Nominated Member of the Legislative Council
- In office 1950–1953

Personal details
- Born: 25 November 1908 Suva, Fiji
- Died: 22 March 1985 (aged 76) Suva, Fiji

= Ben Jannif =

Fijian footballer and politician (1907–1985)

Ben Mohammed Jannif (25 November 1908 – 22 March 1985) was an Indo-Fijian businessman, scout leader, soccer administrator and politician. He was one of the architects of Fiji Indian Football Association and served as a member of the Legislative Council from 1950 to 1953.

== Early life ==
Jannif was born in Suva in November 1908, and educated at the Marist Convent School in Levuka. He began working at Caine's Photographic Studio in 1925, becoming a partner in 1935 and sole owner in 1953, with the company name being changed to Caines Jannif. He was also a director of the Central Manufacturing Company and became the first Indo-Fijian president of the Suva Chamber of Commerce.

Between 1928 and 1938 Jannif was an administrator, coach and referee with Indian Reform League football team and was closely associated with the formation of the Suva, Rewa and Levuka district football teams. Following the formation of the Fiji Indian Football Association in October 1938, he took on the dual responsibilities of Treasurer (1938–39) and Secretary (1938–44). He worked on the first constitution of the association that was adopted in 1939. He started charging gate fees for entry into soccer tournaments in 1947. He was appointed a life member of the Fiji Football Association for his services to football in Fiji and continued to be actively involved in soccer administration into the 1970s.

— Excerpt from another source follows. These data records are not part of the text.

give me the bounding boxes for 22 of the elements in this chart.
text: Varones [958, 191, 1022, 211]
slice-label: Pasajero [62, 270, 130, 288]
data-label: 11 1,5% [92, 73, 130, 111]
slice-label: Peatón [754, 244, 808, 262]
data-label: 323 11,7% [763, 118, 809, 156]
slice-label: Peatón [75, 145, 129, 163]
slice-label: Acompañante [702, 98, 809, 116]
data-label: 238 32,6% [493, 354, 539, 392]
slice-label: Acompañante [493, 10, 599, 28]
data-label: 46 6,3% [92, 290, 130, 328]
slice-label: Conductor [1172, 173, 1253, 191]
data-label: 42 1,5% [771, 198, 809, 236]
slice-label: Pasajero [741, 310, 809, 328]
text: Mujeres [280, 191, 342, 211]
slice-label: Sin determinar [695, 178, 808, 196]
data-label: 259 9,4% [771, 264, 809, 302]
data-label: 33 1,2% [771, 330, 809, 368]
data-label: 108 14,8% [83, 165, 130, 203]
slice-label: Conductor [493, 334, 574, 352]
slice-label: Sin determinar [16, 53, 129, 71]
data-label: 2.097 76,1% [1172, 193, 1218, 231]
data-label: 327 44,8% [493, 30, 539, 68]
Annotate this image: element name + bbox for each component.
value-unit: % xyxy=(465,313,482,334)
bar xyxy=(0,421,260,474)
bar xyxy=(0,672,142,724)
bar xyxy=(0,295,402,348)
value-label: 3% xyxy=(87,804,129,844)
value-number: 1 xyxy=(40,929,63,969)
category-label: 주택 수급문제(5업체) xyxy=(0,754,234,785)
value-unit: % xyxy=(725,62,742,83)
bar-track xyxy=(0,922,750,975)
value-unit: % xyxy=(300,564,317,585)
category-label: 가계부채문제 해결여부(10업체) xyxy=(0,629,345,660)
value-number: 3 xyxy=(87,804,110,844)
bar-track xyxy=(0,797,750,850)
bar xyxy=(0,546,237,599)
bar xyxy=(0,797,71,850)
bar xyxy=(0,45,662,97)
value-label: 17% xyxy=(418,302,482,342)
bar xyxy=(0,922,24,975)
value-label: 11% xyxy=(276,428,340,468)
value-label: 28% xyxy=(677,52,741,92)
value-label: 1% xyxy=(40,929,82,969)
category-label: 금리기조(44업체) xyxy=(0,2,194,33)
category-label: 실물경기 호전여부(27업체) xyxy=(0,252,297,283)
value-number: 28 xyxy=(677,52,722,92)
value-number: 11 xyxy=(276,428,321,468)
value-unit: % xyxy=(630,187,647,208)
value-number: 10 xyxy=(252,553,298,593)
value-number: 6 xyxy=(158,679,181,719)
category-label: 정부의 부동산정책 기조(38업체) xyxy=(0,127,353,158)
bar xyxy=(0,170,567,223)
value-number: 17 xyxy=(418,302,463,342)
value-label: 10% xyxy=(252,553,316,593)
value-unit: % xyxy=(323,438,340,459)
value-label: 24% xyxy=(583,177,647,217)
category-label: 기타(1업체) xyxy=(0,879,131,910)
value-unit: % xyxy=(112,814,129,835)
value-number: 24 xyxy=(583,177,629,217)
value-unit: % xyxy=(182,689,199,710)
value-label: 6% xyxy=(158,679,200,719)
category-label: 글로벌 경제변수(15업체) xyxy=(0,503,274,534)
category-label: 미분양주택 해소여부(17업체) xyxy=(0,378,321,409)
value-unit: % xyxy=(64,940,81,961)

Jannif was also involved in other voluntary organisations; he joined the Fiji Scouts Association at an early age and rose to become Chief Scout Commissioner. He was the first Indo-Fijian to hold the King's Scout Badge, attended Jamborees in New Zealand and Australia and was awarded the Silver Acorn for his services to the Scouts movement. He was one of the first locally born members to join the Rotary Club of Suva and was its first Indo-Fijian president. He also served as Vice President of the Royal Society for Prevention of Cruelty to Animals, was a member of the Council of the Automobile Association and contributed to the establishment of the Indian High School in Suva, serving as a member of the school committee. He joined the Fiji Military Forces and remained an active member of the Indian Platoon until it was disbanded in 1940.

In 1950 he was appointed to the Legislative Council as one of the nominated Indo-Fijian members, serving until 1953. He was awarded an MBE in the 1958 Birthday Honours and an OBE in the 1985 New Year Honours. He died in March 1985.